In seguito, trasferitosi a New York, inizia a lavorare dapprima come operatore per la casa di produzione GVG USA, poi come aiuto regista dello svizzero Reiro Kaduff.
Dopo aver realizzato i suoi due documentari di esordio, Caffè mille luci (2001) e Sala rossa (2002), in occasione di un viaggio in Israele, Costanzo inizia a meditare sul soggetto della sua opera prima, Private (2004). La pellicola, una toccante riflessione sul conflitto israelo–palestinese, mettendo da parte le questioni politiche di fondo, si concentra sulla quotidianità di una famiglia palestinese costretta a convivere con un gruppo di militari israeliani. Private gli valse il Pardo d’oro al Festival di Locarno nel 2004, oltre al premio come Miglior film al Cape Town World Cinema Festival in Sudafrica e il titolo di Miglior regista esordiente ai David di Donatello nel 2005. Proposto all’Academy per rappresentare l’Italia alla notte degli Oscar, la pellicola venne rifiutata perché la lingua parlata nel film non era l’italiano.
Nel 2007 Costanzo dirige In memoria di me, tratto dal romanzo Lacrime impure, pubblicato nel 1960 con il titolo Il gesuita perfetto, scritto da Furio Monicelli, fratello minore del grande regista Mario Monicelli. Presentato il medesimo anno al Festival di Berlino, il film tratta la storia di Andrea, un uomo insoddisfatto dalla vita che, sebbene costellata da successi, lo delude nel profondo, tanto da decidere di entrare in noviziato.
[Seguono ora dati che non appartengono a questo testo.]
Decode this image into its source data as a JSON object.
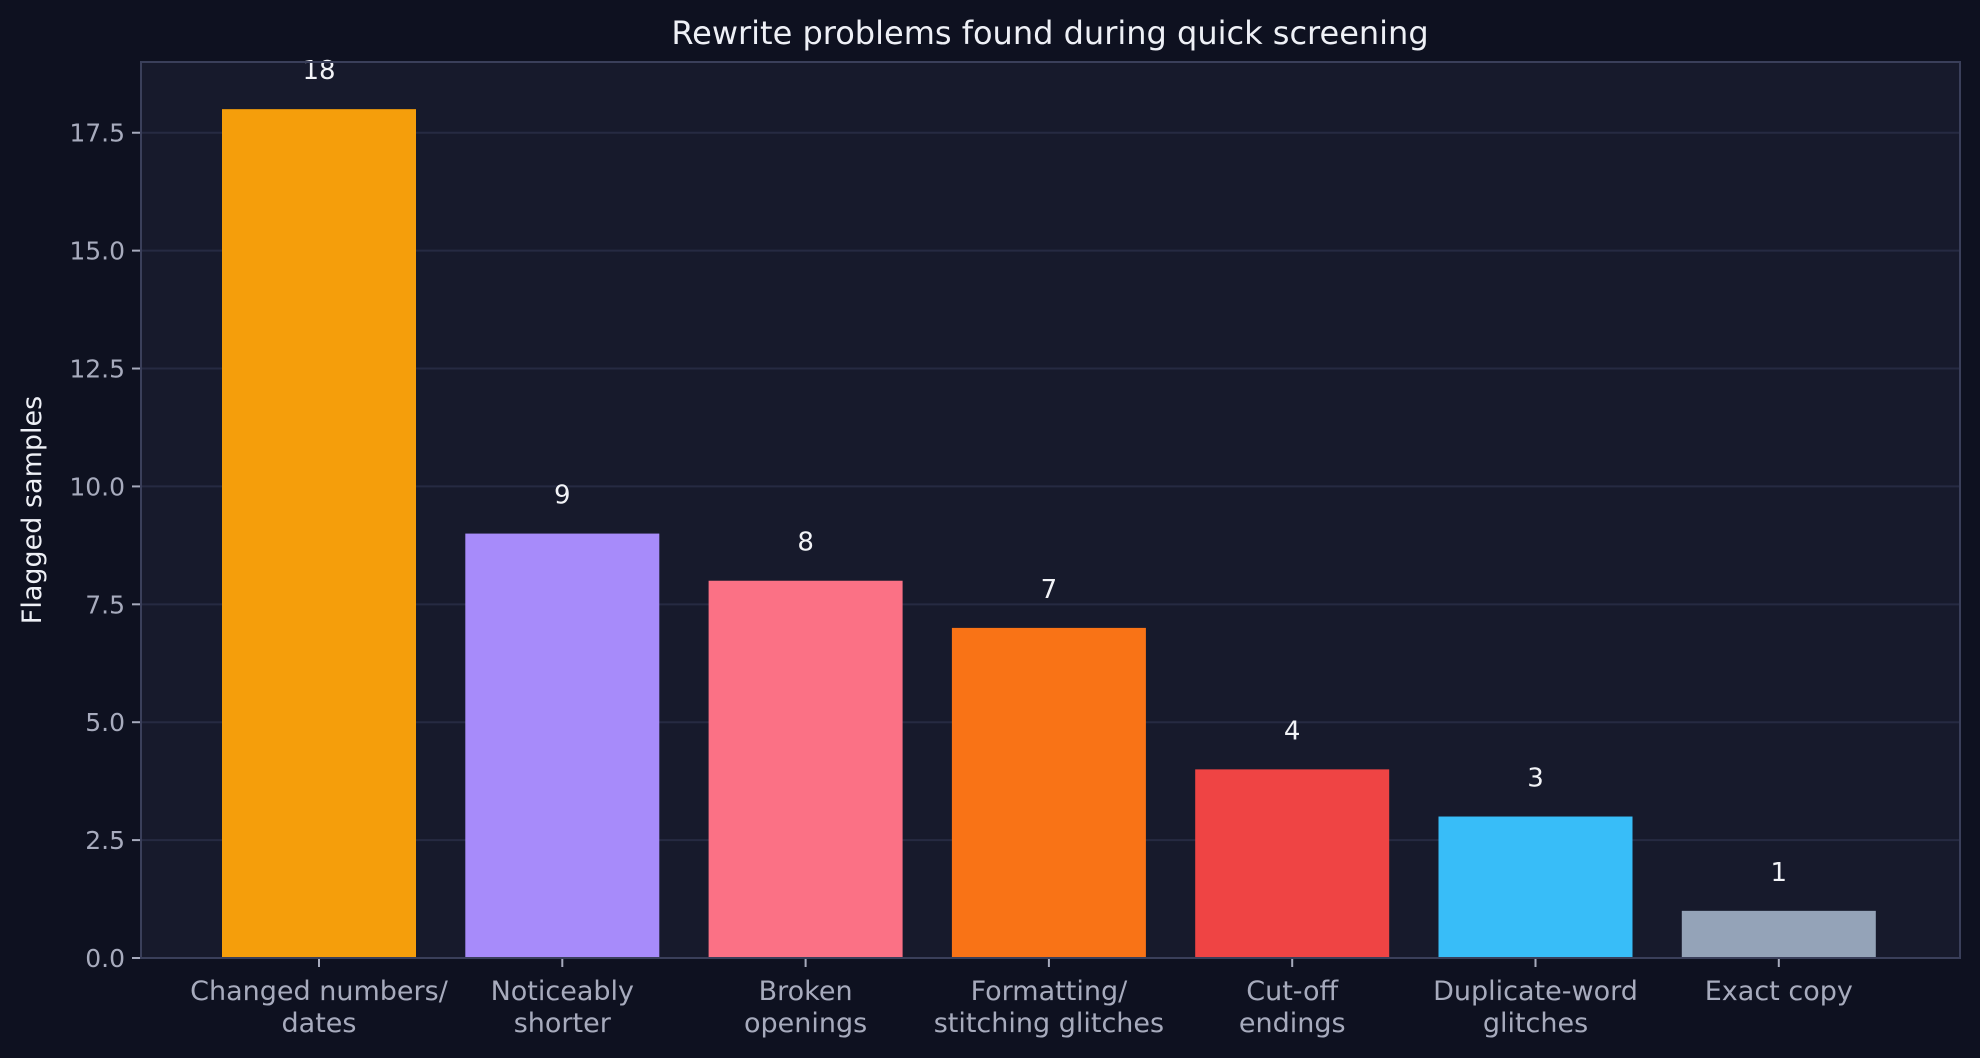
{
  "chart_data": {
    "type": "bar",
    "title": "Rewrite problems found during quick screening",
    "xlabel": "",
    "ylabel": "Flagged samples",
    "ylim": [
      0,
      19
    ],
    "yticks": [
      0.0,
      2.5,
      5.0,
      7.5,
      10.0,
      12.5,
      15.0,
      17.5
    ],
    "ytick_labels": [
      "0.0",
      "2.5",
      "5.0",
      "7.5",
      "10.0",
      "12.5",
      "15.0",
      "17.5"
    ],
    "grid": true,
    "legend": "none",
    "categories": [
      [
        "Changed numbers/",
        "dates"
      ],
      [
        "Noticeably",
        "shorter"
      ],
      [
        "Broken",
        "openings"
      ],
      [
        "Formatting/",
        "stitching glitches"
      ],
      [
        "Cut-off",
        "endings"
      ],
      [
        "Duplicate-word",
        "glitches"
      ],
      [
        "Exact copy"
      ]
    ],
    "values": [
      18,
      9,
      8,
      7,
      4,
      3,
      1
    ],
    "value_labels": [
      "18",
      "9",
      "8",
      "7",
      "4",
      "3",
      "1"
    ],
    "colors": [
      "#f59e0b",
      "#a78bfa",
      "#fb7185",
      "#f97316",
      "#ef4444",
      "#38bdf8",
      "#94a3b8"
    ]
  },
  "theme": {
    "page_background": "#0e1120",
    "plot_background": "#171a2c",
    "grid_color": "#262a42",
    "axis_color": "#3a3f5a"
  }
}
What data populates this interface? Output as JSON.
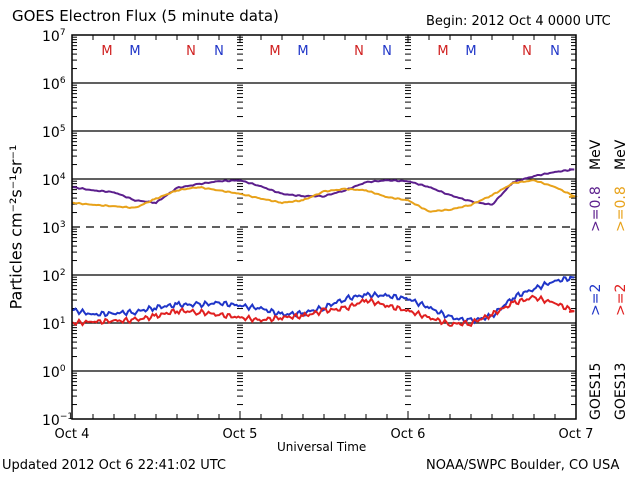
{
  "header": {
    "title": "GOES Electron Flux (5 minute data)",
    "begin": "Begin: 2012 Oct 4 0000 UTC"
  },
  "footer": {
    "updated": "Updated 2012 Oct  6 22:41:02 UTC",
    "credit": "NOAA/SWPC Boulder, CO USA"
  },
  "right_labels": {
    "col1": [
      {
        "text": "GOES15",
        "color": "#000000"
      },
      {
        "text": ">=2",
        "color": "#1f35c8"
      },
      {
        "text": ">=0.8",
        "color": "#5b1e8c"
      },
      {
        "text": "MeV",
        "color": "#000000"
      }
    ],
    "col2": [
      {
        "text": "GOES13",
        "color": "#000000"
      },
      {
        "text": ">=2",
        "color": "#e02020"
      },
      {
        "text": ">=0.8",
        "color": "#e8a21a"
      },
      {
        "text": "MeV",
        "color": "#000000"
      }
    ]
  },
  "chart_data": {
    "type": "line",
    "title": "GOES Electron Flux (5 minute data)",
    "xlabel": "Universal Time",
    "ylabel": "Particles cm⁻²s⁻¹sr⁻¹",
    "yscale": "log",
    "ylim": [
      0.1,
      10000000
    ],
    "xlim_hours": [
      0,
      72
    ],
    "x_tick_labels": [
      "Oct 4",
      "Oct 5",
      "Oct 6",
      "Oct 7"
    ],
    "y_tick_labels": [
      {
        "base": "10",
        "exp": "7"
      },
      {
        "base": "10",
        "exp": "6"
      },
      {
        "base": "10",
        "exp": "5"
      },
      {
        "base": "10",
        "exp": "4"
      },
      {
        "base": "10",
        "exp": "3"
      },
      {
        "base": "10",
        "exp": "2"
      },
      {
        "base": "10",
        "exp": "1"
      },
      {
        "base": "10",
        "exp": "0"
      },
      {
        "base": "10",
        "exp": "−1"
      }
    ],
    "dashed_reference": 1000,
    "x_hours": [
      0,
      3,
      6,
      9,
      12,
      15,
      18,
      21,
      24,
      27,
      30,
      33,
      36,
      39,
      42,
      45,
      48,
      51,
      54,
      57,
      60,
      63,
      66,
      69,
      72
    ],
    "series": [
      {
        "name": "GOES15 >=0.8 MeV",
        "color": "#5b1e8c",
        "values": [
          6800,
          5800,
          5300,
          3600,
          3200,
          6500,
          7800,
          9000,
          9400,
          7000,
          4900,
          4400,
          4400,
          5800,
          8600,
          9400,
          9000,
          6800,
          4600,
          3400,
          2900,
          8600,
          11500,
          14000,
          16000
        ]
      },
      {
        "name": "GOES13 >=0.8 MeV",
        "color": "#e8a21a",
        "values": [
          3200,
          2900,
          2700,
          2500,
          3900,
          5800,
          6800,
          5800,
          4900,
          3900,
          3200,
          3600,
          5500,
          6200,
          5800,
          4200,
          3600,
          2100,
          2300,
          2900,
          4600,
          8200,
          9400,
          6800,
          4200
        ]
      },
      {
        "name": "GOES15 >=2 MeV",
        "color": "#1f35c8",
        "values": [
          19,
          15,
          16,
          17,
          21,
          24,
          24,
          26,
          23,
          20,
          15,
          16,
          21,
          32,
          39,
          37,
          32,
          21,
          13,
          11,
          14,
          34,
          52,
          75,
          90
        ]
      },
      {
        "name": "GOES13 >=2 MeV",
        "color": "#e02020",
        "values": [
          10,
          10.6,
          11,
          11.5,
          14,
          18,
          17,
          15,
          13,
          11.5,
          13,
          14,
          18,
          20,
          30,
          23,
          18,
          13,
          9.5,
          10,
          15,
          26,
          34,
          26,
          17
        ]
      }
    ],
    "markers": [
      {
        "label": "M",
        "color": "#d02020",
        "hour": 5
      },
      {
        "label": "M",
        "color": "#1f35c8",
        "hour": 9
      },
      {
        "label": "N",
        "color": "#d02020",
        "hour": 17
      },
      {
        "label": "N",
        "color": "#1f35c8",
        "hour": 21
      },
      {
        "label": "M",
        "color": "#d02020",
        "hour": 29
      },
      {
        "label": "M",
        "color": "#1f35c8",
        "hour": 33
      },
      {
        "label": "N",
        "color": "#d02020",
        "hour": 41
      },
      {
        "label": "N",
        "color": "#1f35c8",
        "hour": 45
      },
      {
        "label": "M",
        "color": "#d02020",
        "hour": 53
      },
      {
        "label": "M",
        "color": "#1f35c8",
        "hour": 57
      },
      {
        "label": "N",
        "color": "#d02020",
        "hour": 65
      },
      {
        "label": "N",
        "color": "#1f35c8",
        "hour": 69
      }
    ]
  }
}
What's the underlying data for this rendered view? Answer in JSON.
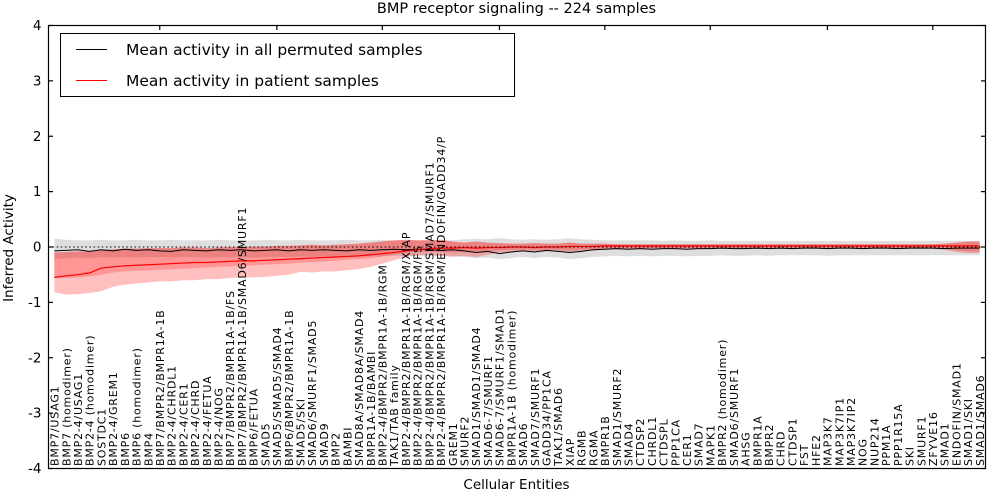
{
  "figure": {
    "title": "BMP receptor signaling -- 224 samples",
    "xlabel": "Cellular Entities",
    "ylabel": "Inferred Activity"
  },
  "legend": {
    "entries": [
      {
        "label": "Mean activity in all permuted samples",
        "color": "#000000"
      },
      {
        "label": "Mean activity in patient samples",
        "color": "#ff0000"
      }
    ]
  },
  "chart_data": {
    "type": "line",
    "title": "BMP receptor signaling -- 224 samples",
    "xlabel": "Cellular Entities",
    "ylabel": "Inferred Activity",
    "ylim": [
      -4,
      4
    ],
    "yticks": [
      4,
      3,
      2,
      1,
      0,
      -1,
      -2,
      -3,
      -4
    ],
    "grid": false,
    "legend_position": "upper left",
    "zero_line_style": "dotted",
    "x_major_tick_indices": [
      9,
      19,
      28,
      38,
      47,
      56,
      66,
      75
    ],
    "categories": [
      "BMP7/USAG1",
      "BMP7 (homodimer)",
      "BMP2-4/USAG1",
      "BMP2-4 (homodimer)",
      "SOSTDC1",
      "BMP2-4/GREM1",
      "BMP6",
      "BMP6 (homodimer)",
      "BMP4",
      "BMP7/BMPR2/BMPR1A-1B",
      "BMP2-4/CHRDL1",
      "BMP2-4/CER1",
      "BMP2-4/CHRD",
      "BMP2-4/FETUA",
      "BMP2-4/NOG",
      "BMP7/BMPR2/BMPR1A-1B/FS",
      "BMP7/BMPR2/BMPR1A-1B/SMAD6/SMURF1",
      "BMP6/FETUA",
      "SMAD5",
      "SMAD5/SMAD5/SMAD4",
      "BMP6/BMPR2/BMPR1A-1B",
      "SMAD5/SKI",
      "SMAD6/SMURF1/SMAD5",
      "SMAD9",
      "BMP2",
      "BAMBI",
      "SMAD8A/SMAD8A/SMAD4",
      "BMPR1A-1B/BAMBI",
      "BMP2-4/BMPR2/BMPR1A-1B/RGM",
      "TAK1/TAB family",
      "BMP2-4/BMPR2/BMPR1A-1B/RGM/XIAP",
      "BMP2-4/BMPR2/BMPR1A-1B/RGM/FS",
      "BMP2-4/BMPR2/BMPR1A-1B/RGM/SMAD7/SMURF1",
      "BMP2-4/BMPR2/BMPR1A-1B/RGM/ENDOFIN/GADD34/P",
      "GREM1",
      "SMURF2",
      "SMAD1/SMAD1/SMAD4",
      "SMAD6-7/SMURF1",
      "SMAD6-7/SMURF1/SMAD1",
      "BMPR1A-1B (homodimer)",
      "SMAD6",
      "SMAD7/SMURF1",
      "GADD34/PP1CA",
      "TAK1/SMAD6",
      "XIAP",
      "RGMB",
      "RGMA",
      "BMPR1B",
      "SMAD1/SMURF2",
      "SMAD4",
      "CTDSP2",
      "CHRDL1",
      "CTDSPL",
      "PPP1CA",
      "CER1",
      "SMAD7",
      "MAPK1",
      "BMPR2 (homodimer)",
      "SMAD6/SMURF1",
      "AHSG",
      "BMPR1A",
      "BMPR2",
      "CHRD",
      "CTDSP1",
      "FST",
      "HFE2",
      "MAP3K7",
      "MAP3K7IP1",
      "MAP3K7IP2",
      "NOG",
      "NUP214",
      "PPM1A",
      "PPP1R15A",
      "SKI",
      "SMURF1",
      "ZFYVE16",
      "SMAD1",
      "ENDOFIN/SMAD1",
      "SMAD1/SKI",
      "SMAD1/SMAD6"
    ],
    "series": [
      {
        "name": "Mean activity in all permuted samples",
        "color": "#000000",
        "values": [
          -0.07,
          -0.06,
          -0.05,
          -0.08,
          -0.05,
          -0.07,
          -0.04,
          -0.06,
          -0.05,
          -0.07,
          -0.08,
          -0.05,
          -0.06,
          -0.07,
          -0.05,
          -0.06,
          -0.05,
          -0.07,
          -0.06,
          -0.05,
          -0.07,
          -0.05,
          -0.06,
          -0.05,
          -0.06,
          -0.07,
          -0.05,
          -0.06,
          -0.05,
          -0.04,
          -0.05,
          -0.04,
          -0.05,
          -0.06,
          -0.05,
          -0.07,
          -0.1,
          -0.08,
          -0.12,
          -0.09,
          -0.07,
          -0.09,
          -0.06,
          -0.08,
          -0.1,
          -0.08,
          -0.05,
          -0.04,
          -0.03,
          -0.04,
          -0.03,
          -0.04,
          -0.03,
          -0.03,
          -0.04,
          -0.03,
          -0.03,
          -0.02,
          -0.03,
          -0.03,
          -0.02,
          -0.03,
          -0.02,
          -0.03,
          -0.02,
          -0.02,
          -0.03,
          -0.02,
          -0.02,
          -0.03,
          -0.02,
          -0.02,
          -0.03,
          -0.02,
          -0.02,
          -0.02,
          -0.03,
          -0.02,
          -0.02,
          -0.02
        ]
      },
      {
        "name": "Mean activity in patient samples",
        "color": "#ff0000",
        "values": [
          -0.55,
          -0.52,
          -0.5,
          -0.47,
          -0.38,
          -0.36,
          -0.34,
          -0.33,
          -0.32,
          -0.31,
          -0.3,
          -0.29,
          -0.28,
          -0.28,
          -0.27,
          -0.26,
          -0.25,
          -0.25,
          -0.24,
          -0.23,
          -0.22,
          -0.21,
          -0.2,
          -0.19,
          -0.18,
          -0.17,
          -0.16,
          -0.14,
          -0.12,
          -0.1,
          -0.07,
          -0.05,
          -0.03,
          -0.02,
          -0.02,
          -0.01,
          -0.02,
          -0.01,
          -0.01,
          0.0,
          0.0,
          -0.01,
          0.0,
          0.0,
          0.01,
          0.01,
          0.01,
          0.02,
          0.02,
          0.02,
          0.02,
          0.02,
          0.02,
          0.02,
          0.02,
          0.02,
          0.02,
          0.02,
          0.02,
          0.02,
          0.02,
          0.02,
          0.02,
          0.02,
          0.02,
          0.02,
          0.02,
          0.02,
          0.02,
          0.02,
          0.02,
          0.02,
          0.02,
          0.02,
          0.02,
          0.02,
          0.02,
          0.02,
          0.02,
          0.02
        ]
      }
    ],
    "bands": [
      {
        "name": "permuted-samples-range",
        "color": "rgba(0,0,0,0.13)",
        "upper": [
          0.15,
          0.13,
          0.12,
          0.12,
          0.13,
          0.12,
          0.12,
          0.13,
          0.12,
          0.12,
          0.13,
          0.12,
          0.12,
          0.12,
          0.13,
          0.12,
          0.12,
          0.12,
          0.13,
          0.12,
          0.12,
          0.13,
          0.12,
          0.12,
          0.12,
          0.13,
          0.12,
          0.12,
          0.13,
          0.12,
          0.12,
          0.12,
          0.13,
          0.12,
          0.12,
          0.14,
          0.15,
          0.14,
          0.16,
          0.14,
          0.13,
          0.14,
          0.13,
          0.14,
          0.16,
          0.14,
          0.13,
          0.12,
          0.12,
          0.12,
          0.12,
          0.12,
          0.11,
          0.12,
          0.11,
          0.11,
          0.12,
          0.11,
          0.11,
          0.11,
          0.11,
          0.11,
          0.11,
          0.11,
          0.11,
          0.11,
          0.11,
          0.11,
          0.11,
          0.11,
          0.11,
          0.11,
          0.11,
          0.11,
          0.11,
          0.11,
          0.11,
          0.11,
          0.11,
          0.11
        ],
        "lower": [
          -0.22,
          -0.2,
          -0.19,
          -0.2,
          -0.18,
          -0.19,
          -0.18,
          -0.19,
          -0.18,
          -0.18,
          -0.19,
          -0.18,
          -0.18,
          -0.19,
          -0.18,
          -0.18,
          -0.18,
          -0.19,
          -0.18,
          -0.18,
          -0.18,
          -0.17,
          -0.18,
          -0.17,
          -0.17,
          -0.18,
          -0.17,
          -0.17,
          -0.17,
          -0.16,
          -0.16,
          -0.16,
          -0.17,
          -0.16,
          -0.16,
          -0.18,
          -0.2,
          -0.19,
          -0.22,
          -0.2,
          -0.18,
          -0.2,
          -0.18,
          -0.19,
          -0.22,
          -0.2,
          -0.18,
          -0.17,
          -0.16,
          -0.17,
          -0.16,
          -0.17,
          -0.16,
          -0.16,
          -0.17,
          -0.16,
          -0.16,
          -0.15,
          -0.16,
          -0.16,
          -0.15,
          -0.16,
          -0.15,
          -0.15,
          -0.15,
          -0.15,
          -0.16,
          -0.15,
          -0.15,
          -0.15,
          -0.15,
          -0.15,
          -0.15,
          -0.15,
          -0.15,
          -0.15,
          -0.15,
          -0.15,
          -0.15,
          -0.15
        ]
      },
      {
        "name": "patient-samples-range-outer",
        "color": "rgba(255,0,0,0.25)",
        "upper": [
          -0.1,
          -0.09,
          -0.08,
          -0.08,
          -0.05,
          -0.04,
          -0.03,
          -0.03,
          -0.02,
          -0.02,
          -0.02,
          -0.01,
          -0.01,
          -0.02,
          -0.01,
          0.0,
          0.0,
          0.01,
          0.01,
          0.02,
          0.02,
          0.03,
          0.04,
          0.03,
          0.04,
          0.05,
          0.06,
          0.08,
          0.1,
          0.12,
          0.13,
          0.12,
          0.12,
          0.13,
          0.1,
          0.08,
          0.1,
          0.08,
          0.07,
          0.06,
          0.06,
          0.07,
          0.06,
          0.06,
          0.08,
          0.06,
          0.06,
          0.06,
          0.05,
          0.05,
          0.05,
          0.05,
          0.05,
          0.05,
          0.05,
          0.05,
          0.05,
          0.05,
          0.05,
          0.05,
          0.05,
          0.05,
          0.05,
          0.05,
          0.05,
          0.05,
          0.05,
          0.05,
          0.05,
          0.05,
          0.05,
          0.05,
          0.05,
          0.05,
          0.05,
          0.05,
          0.06,
          0.08,
          0.1,
          0.1
        ],
        "lower": [
          -0.82,
          -0.86,
          -0.85,
          -0.83,
          -0.8,
          -0.72,
          -0.68,
          -0.66,
          -0.64,
          -0.62,
          -0.62,
          -0.6,
          -0.6,
          -0.58,
          -0.58,
          -0.56,
          -0.55,
          -0.55,
          -0.54,
          -0.52,
          -0.5,
          -0.45,
          -0.46,
          -0.44,
          -0.44,
          -0.42,
          -0.4,
          -0.36,
          -0.3,
          -0.24,
          -0.18,
          -0.15,
          -0.14,
          -0.16,
          -0.18,
          -0.16,
          -0.18,
          -0.14,
          -0.1,
          -0.09,
          -0.08,
          -0.09,
          -0.08,
          -0.08,
          -0.1,
          -0.08,
          -0.06,
          -0.05,
          -0.04,
          -0.04,
          -0.04,
          -0.04,
          -0.03,
          -0.04,
          -0.03,
          -0.03,
          -0.03,
          -0.03,
          -0.03,
          -0.03,
          -0.03,
          -0.03,
          -0.03,
          -0.03,
          -0.03,
          -0.03,
          -0.03,
          -0.03,
          -0.03,
          -0.03,
          -0.03,
          -0.03,
          -0.03,
          -0.03,
          -0.03,
          -0.03,
          -0.05,
          -0.09,
          -0.11,
          -0.11
        ]
      },
      {
        "name": "patient-samples-range-inner",
        "color": "rgba(255,0,0,0.22)",
        "upper": [
          -0.1,
          -0.09,
          -0.08,
          -0.08,
          -0.05,
          -0.04,
          -0.03,
          -0.03,
          -0.02,
          -0.02,
          -0.02,
          -0.01,
          -0.01,
          -0.02,
          -0.01,
          0.0,
          0.0,
          0.01,
          0.01,
          0.02,
          0.02,
          0.03,
          0.04,
          0.03,
          0.04,
          0.05,
          0.06,
          0.08,
          0.1,
          0.12,
          0.13,
          0.12,
          0.12,
          0.13,
          0.1,
          0.08,
          0.1,
          0.08,
          0.07,
          0.06,
          0.06,
          0.07,
          0.06,
          0.06,
          0.08,
          0.06,
          0.06,
          0.06,
          0.05,
          0.05,
          0.05,
          0.05,
          0.05,
          0.05,
          0.05,
          0.05,
          0.05,
          0.05,
          0.05,
          0.05,
          0.05,
          0.05,
          0.05,
          0.05,
          0.05,
          0.05,
          0.05,
          0.05,
          0.05,
          0.05,
          0.05,
          0.05,
          0.05,
          0.05,
          0.05,
          0.05,
          0.06,
          0.08,
          0.1,
          0.1
        ],
        "lower": [
          -0.56,
          -0.56,
          -0.55,
          -0.53,
          -0.5,
          -0.46,
          -0.44,
          -0.43,
          -0.42,
          -0.41,
          -0.4,
          -0.39,
          -0.38,
          -0.37,
          -0.36,
          -0.35,
          -0.34,
          -0.33,
          -0.32,
          -0.31,
          -0.3,
          -0.28,
          -0.27,
          -0.26,
          -0.25,
          -0.23,
          -0.22,
          -0.2,
          -0.17,
          -0.14,
          -0.11,
          -0.09,
          -0.08,
          -0.09,
          -0.1,
          -0.09,
          -0.1,
          -0.08,
          -0.06,
          -0.05,
          -0.05,
          -0.05,
          -0.05,
          -0.05,
          -0.06,
          -0.05,
          -0.04,
          -0.03,
          -0.03,
          -0.03,
          -0.02,
          -0.02,
          -0.02,
          -0.02,
          -0.02,
          -0.02,
          -0.02,
          -0.02,
          -0.02,
          -0.02,
          -0.02,
          -0.02,
          -0.02,
          -0.02,
          -0.02,
          -0.02,
          -0.02,
          -0.02,
          -0.02,
          -0.02,
          -0.02,
          -0.02,
          -0.02,
          -0.02,
          -0.02,
          -0.02,
          -0.03,
          -0.06,
          -0.08,
          -0.08
        ]
      }
    ]
  }
}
Nel 2010, sempre attingendo ispirazione dalla letteratura, il regista lavora alla trasposizione cinematografica del romanzo La solitudine dei numeri primi scritto da Paolo Giordano, col quale collabora alla sceneggiatura della pellicola, presentata durante la 67esima edizione del Festival del Cinema di Venezia.
Sergio Castellitto (Giovanni Mari) in In Treatment
Un grande successo ha riscosso la serie televisiva In Treatment, la cui prima stagione nell’adattamento italiano è stata diretta da Costanzo. Tratta da un format israeliano, BeTipul, e con in attivo molteplici rifacimenti in svariati paesi, la serie ha come protagonista lo psicoterapeuta Giovanni Mari, nella versione italiana interpretato da Sergio Castellitto, e narra delle sedute settimanali del medico con i suoi pazienti.
L’ultimo lavoro del regista, in concorso attualmente a Venezia, si intitola Hungry Hearts. Ambientata a Brooklyn, la pellicola narra l’evoluzione del rapporto di coppia tra l’italiana Mina e il newyorkese Jude, interpretati rispettivamente da Alba Rohrwacher e Adam Driver, dalla nascita del loro amore fino al momento in cui la giovane scopre di aspettare un bambino. L’incontro con una guida spirituale convincerà Mina di avere in grembo un bambino indaco, portandola a sviluppare un’ossessione talmente morbosa nei confronti del neonato da metterà in crisi il suo rapporto con Adam.
Alba Rohrwacher (Mina) e Adam Driver (Jude) in una scena di Hungry Hearts
Tratto dal romanzo Il bambino indaco di Marco Franzoso, Hungry Hearts, il cui titolo ricorda una canzone di Bruce Springsteen, tratta un argomento caro alla subcultura New Age, vale a dire la credenza secondo cui vi sia una generazione di bambini dotati di tratti e/o di capacità speciali o soprannaturali accomunati secondo Nancy Ann Tappe, la parapsicologa che ha condotto degli studi in merito durante gli anni sessanta, dal colore indaco della loro aura.
Qui il programma di Venezia 71.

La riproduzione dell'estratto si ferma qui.